Ni Harding ni Leigh estuvieron en la cena. John Goetz, un reportero de investigación de Der Spiegel, estuvo realmente en la cena y testificó que Assange no dijo nada de eso.

El gran alertante Daniel Ellsberg declaró el año pasado en Old Bailey que Assange había suprimido personalmente 15.000 archivos. El periodista de investigación neozelandés Nicky Hager, que trabajó con Assange en las filtraciones de la guerra de Afganistán e Irak, describió cómo Assange tomó «extraordinarias precauciones al suprimir los nombres de los informantes».

En 2013, pregunté al cineasta Mark Davis sobre esto. Davis, un respetado locutor de SBS Australia, fue testigo presencial, acompañando a Assange durante la preparación de los archivos filtrados para su publicación en The Guardian y The New York Times. Me dijo: «Assange fue el único que trabajó día y noche extrayendo 10.000 nombres de personas que podían ser afectadas por las revelaciones de los registros».

Dando una conferencia a un grupo de estudiantes de la City University, David Leigh se burló de la idea de que «Julian Assange acabará con un mono naranja». Sus temores eran una exageración, se burló. Más tarde, Edward Snowden reveló que Assange estaba en una «agenda de caza del hombre».

Luke Harding, coautor con Leigh del libro de The Guardian que reveló la contraseña de un conjunto de cables diplomáticos que Julian había confiado al periódico, estaba fuera de la embajada de Ecuador la tarde en que Julian pidió asilo. De pie junto a una fila de policías, se regodeó en su blog: «Scotland Yard bien puede reírse el último».

La campaña fue implacable.
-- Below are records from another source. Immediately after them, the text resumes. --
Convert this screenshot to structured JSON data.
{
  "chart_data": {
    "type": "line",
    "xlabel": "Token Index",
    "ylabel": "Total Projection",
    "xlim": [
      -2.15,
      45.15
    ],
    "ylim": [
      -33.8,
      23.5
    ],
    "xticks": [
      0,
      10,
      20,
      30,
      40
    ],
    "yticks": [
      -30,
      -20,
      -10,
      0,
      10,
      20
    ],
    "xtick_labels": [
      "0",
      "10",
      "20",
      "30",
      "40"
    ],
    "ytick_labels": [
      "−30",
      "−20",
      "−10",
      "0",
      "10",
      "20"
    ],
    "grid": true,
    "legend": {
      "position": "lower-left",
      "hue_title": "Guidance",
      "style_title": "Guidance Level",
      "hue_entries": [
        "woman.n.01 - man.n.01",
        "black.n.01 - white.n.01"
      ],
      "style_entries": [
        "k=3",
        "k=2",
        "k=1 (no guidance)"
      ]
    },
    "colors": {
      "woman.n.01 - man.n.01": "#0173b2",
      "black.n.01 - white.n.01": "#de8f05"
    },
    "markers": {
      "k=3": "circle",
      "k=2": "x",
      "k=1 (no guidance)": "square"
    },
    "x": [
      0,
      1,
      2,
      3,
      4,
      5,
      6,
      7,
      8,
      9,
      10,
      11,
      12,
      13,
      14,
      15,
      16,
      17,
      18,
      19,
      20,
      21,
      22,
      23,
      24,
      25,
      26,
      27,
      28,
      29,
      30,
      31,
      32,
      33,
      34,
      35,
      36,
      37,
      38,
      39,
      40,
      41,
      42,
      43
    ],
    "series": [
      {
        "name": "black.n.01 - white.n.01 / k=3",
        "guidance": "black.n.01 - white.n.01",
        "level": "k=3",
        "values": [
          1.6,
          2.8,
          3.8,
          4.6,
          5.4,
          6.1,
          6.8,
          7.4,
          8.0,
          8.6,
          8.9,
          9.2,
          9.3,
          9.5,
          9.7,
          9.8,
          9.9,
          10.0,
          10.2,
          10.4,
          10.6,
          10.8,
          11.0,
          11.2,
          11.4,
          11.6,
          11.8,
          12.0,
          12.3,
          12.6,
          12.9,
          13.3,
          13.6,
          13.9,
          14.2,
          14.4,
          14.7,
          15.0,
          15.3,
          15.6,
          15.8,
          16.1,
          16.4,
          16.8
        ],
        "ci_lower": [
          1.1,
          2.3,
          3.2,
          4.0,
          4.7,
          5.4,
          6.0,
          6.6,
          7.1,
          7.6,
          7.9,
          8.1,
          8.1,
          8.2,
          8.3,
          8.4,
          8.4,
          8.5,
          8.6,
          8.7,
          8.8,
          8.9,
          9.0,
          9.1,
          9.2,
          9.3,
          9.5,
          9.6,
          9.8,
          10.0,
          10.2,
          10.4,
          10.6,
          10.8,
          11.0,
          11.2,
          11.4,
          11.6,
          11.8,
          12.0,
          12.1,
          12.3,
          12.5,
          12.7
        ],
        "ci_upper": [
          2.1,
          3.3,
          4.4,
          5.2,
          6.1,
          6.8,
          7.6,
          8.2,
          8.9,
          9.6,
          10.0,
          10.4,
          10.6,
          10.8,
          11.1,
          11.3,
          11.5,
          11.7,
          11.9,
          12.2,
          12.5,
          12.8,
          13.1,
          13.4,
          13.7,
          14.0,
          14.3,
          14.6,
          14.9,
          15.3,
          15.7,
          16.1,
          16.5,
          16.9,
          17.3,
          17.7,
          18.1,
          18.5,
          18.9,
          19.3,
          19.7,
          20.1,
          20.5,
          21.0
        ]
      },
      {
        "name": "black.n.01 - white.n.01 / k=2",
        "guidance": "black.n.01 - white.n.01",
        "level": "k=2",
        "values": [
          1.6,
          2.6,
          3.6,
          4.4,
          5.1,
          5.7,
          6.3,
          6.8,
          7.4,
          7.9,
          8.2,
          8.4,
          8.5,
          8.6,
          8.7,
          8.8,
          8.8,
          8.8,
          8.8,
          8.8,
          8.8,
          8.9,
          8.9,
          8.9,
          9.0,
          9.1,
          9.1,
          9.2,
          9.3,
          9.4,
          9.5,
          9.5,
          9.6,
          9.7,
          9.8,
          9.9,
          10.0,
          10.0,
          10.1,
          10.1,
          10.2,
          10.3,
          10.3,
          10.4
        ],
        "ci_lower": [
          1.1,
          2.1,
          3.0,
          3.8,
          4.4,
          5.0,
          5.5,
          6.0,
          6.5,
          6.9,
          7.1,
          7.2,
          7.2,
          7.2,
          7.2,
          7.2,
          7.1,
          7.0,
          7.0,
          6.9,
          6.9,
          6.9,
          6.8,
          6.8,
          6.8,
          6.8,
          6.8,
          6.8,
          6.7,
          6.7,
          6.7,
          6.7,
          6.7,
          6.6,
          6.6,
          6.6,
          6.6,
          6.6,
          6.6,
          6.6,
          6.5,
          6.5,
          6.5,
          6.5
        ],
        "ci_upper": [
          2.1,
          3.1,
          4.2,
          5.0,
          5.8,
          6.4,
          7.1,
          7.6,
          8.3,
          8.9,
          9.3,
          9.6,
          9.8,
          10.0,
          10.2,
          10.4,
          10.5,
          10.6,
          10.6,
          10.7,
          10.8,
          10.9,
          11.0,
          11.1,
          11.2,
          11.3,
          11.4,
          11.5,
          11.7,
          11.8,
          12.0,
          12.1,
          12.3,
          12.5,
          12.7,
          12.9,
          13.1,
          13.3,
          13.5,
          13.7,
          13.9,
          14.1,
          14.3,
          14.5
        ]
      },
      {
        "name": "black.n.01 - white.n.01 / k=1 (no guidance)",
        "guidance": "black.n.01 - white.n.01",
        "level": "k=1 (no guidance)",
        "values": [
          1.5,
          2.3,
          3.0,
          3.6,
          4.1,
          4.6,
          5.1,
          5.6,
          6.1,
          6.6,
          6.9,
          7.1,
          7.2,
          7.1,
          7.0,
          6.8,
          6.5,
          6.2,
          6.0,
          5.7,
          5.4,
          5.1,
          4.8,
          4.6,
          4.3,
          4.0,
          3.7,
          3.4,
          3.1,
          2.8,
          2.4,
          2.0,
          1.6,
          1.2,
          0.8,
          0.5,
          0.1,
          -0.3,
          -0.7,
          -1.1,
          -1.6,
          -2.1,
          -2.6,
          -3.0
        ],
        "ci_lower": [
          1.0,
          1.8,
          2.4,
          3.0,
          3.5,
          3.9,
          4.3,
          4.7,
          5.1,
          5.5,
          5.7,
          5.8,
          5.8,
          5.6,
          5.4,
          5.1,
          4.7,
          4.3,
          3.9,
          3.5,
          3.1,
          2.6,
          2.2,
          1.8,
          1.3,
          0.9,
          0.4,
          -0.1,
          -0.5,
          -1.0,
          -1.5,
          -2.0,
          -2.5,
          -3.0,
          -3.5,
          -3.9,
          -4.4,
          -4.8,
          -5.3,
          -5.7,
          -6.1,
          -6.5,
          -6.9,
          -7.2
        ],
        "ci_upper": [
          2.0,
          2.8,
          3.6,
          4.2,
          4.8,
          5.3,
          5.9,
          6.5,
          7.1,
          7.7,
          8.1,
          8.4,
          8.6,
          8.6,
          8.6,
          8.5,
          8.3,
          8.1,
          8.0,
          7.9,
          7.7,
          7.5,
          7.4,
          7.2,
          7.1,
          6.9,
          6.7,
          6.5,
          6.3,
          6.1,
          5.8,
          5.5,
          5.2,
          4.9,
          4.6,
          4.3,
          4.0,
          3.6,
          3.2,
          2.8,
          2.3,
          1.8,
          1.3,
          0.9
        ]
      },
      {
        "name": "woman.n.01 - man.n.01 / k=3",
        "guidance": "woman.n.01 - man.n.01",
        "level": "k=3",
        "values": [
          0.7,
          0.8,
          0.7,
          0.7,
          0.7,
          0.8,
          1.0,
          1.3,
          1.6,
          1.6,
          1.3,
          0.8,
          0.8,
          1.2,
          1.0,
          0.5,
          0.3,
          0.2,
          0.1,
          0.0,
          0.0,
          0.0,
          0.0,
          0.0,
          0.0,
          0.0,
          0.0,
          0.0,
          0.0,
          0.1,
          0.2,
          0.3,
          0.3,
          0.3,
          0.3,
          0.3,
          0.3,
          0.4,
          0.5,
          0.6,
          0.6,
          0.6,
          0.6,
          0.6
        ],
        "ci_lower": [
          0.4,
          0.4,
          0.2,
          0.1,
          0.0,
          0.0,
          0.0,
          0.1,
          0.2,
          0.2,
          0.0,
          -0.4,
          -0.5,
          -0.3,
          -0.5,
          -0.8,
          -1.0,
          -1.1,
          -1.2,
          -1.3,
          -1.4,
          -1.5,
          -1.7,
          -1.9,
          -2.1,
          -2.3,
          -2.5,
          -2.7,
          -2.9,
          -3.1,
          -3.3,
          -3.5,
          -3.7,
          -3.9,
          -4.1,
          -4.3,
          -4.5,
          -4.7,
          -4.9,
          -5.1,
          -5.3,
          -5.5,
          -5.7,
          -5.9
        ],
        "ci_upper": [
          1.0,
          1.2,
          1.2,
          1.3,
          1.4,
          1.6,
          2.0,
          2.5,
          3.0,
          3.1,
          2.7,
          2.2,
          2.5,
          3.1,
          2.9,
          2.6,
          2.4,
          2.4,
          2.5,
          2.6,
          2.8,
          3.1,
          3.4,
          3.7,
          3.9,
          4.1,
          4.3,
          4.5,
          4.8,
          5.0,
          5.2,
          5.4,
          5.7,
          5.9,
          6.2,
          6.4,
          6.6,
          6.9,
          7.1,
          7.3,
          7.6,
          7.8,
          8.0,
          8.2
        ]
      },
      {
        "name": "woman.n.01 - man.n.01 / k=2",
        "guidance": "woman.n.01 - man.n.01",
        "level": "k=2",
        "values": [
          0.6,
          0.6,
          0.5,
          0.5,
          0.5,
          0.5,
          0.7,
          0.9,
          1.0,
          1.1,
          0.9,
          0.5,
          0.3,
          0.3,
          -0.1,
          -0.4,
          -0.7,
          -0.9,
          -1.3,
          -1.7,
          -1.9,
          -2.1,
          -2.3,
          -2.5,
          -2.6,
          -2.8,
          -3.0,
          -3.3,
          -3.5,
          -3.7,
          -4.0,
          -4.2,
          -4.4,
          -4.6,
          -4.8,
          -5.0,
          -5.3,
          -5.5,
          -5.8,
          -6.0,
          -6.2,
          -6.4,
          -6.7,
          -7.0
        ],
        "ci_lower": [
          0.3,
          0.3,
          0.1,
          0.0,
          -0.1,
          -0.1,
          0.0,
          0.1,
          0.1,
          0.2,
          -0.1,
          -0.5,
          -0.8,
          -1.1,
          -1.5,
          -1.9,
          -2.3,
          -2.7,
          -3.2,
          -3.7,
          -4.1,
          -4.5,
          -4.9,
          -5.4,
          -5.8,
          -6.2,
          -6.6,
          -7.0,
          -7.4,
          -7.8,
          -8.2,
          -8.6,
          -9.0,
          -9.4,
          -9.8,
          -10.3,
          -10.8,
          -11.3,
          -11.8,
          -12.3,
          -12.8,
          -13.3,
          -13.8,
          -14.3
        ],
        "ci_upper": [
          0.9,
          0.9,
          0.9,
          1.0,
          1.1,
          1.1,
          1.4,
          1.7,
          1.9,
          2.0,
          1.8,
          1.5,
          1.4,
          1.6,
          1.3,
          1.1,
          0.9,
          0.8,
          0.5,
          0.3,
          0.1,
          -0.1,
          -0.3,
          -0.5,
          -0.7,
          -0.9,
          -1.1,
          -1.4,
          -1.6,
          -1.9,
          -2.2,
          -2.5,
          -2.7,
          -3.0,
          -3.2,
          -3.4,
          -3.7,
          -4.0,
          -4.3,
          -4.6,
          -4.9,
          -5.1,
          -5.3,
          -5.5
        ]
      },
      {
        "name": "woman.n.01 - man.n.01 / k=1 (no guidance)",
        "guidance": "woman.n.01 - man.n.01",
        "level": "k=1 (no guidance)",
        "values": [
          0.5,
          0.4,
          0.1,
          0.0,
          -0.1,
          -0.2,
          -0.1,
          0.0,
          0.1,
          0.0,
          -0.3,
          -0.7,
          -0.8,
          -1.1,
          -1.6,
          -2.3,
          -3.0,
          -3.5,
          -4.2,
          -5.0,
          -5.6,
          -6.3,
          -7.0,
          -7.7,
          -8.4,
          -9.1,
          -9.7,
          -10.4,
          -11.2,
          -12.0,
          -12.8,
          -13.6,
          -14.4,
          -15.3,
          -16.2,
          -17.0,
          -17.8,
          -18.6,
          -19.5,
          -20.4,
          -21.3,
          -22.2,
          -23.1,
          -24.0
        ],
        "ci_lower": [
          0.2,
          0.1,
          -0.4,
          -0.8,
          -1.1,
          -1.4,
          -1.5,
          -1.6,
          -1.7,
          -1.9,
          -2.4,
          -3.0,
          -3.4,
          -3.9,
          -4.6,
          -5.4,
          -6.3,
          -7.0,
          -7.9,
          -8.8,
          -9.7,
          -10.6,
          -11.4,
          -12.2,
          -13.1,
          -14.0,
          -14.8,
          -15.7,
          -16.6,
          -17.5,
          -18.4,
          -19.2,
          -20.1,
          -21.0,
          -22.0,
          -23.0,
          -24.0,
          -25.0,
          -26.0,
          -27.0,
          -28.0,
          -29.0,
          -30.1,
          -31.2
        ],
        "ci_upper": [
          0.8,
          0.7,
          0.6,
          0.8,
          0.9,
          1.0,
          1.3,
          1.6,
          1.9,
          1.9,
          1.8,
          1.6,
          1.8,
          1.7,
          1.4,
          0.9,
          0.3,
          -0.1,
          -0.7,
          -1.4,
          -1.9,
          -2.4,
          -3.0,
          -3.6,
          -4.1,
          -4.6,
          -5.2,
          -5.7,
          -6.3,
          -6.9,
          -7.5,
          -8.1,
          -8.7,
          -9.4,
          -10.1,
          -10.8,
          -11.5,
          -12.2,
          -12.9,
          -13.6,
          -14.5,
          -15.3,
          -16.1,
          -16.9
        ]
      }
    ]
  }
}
Los columnistas de The Guardian rascaron las profundidades. «Realmente es la mierda más grande», escribió Suzanne Moore sobre un hombre que nunca había conocido.

El editor que lo presidió, Alan Rusbridger, se ha unido últimamente al coro de que «defender a Assange protege a la prensa libre». Tras haber publicado las revelaciones iniciales de WikiLeaks, Rusbridger debe preguntarse si la posterior excomunión de Assange por parte de The Guardian será suficiente para proteger su propio pellejo de la ira de Washington.

Es probable que los jueces del Tribunal Superior anuncien su decisión sobre la apelación de Estados Unidos en el nuevo año. Lo que decidan determinará si el poder judicial británico ha echado por tierra los últimos vestigios de su cacareada reputación; en el país de la Carta Magna este vergonzoso caso debería haber sido archivado hace tiempo.

El problema no es la repercusión en la «prensa libre» colusoria. Es la justicia para un hombre perseguido y deliberadamente rechazado.

Julian Assange es un contador de la verdad que no ha cometido ningún delito, sino que ha revelado los delitos y las mentiras del gobierno a gran escala, prestando así uno de los grandes servicios públicos de esta época. ¿Necesitamos que nos recuerden que justicia para uno es justicia para todos?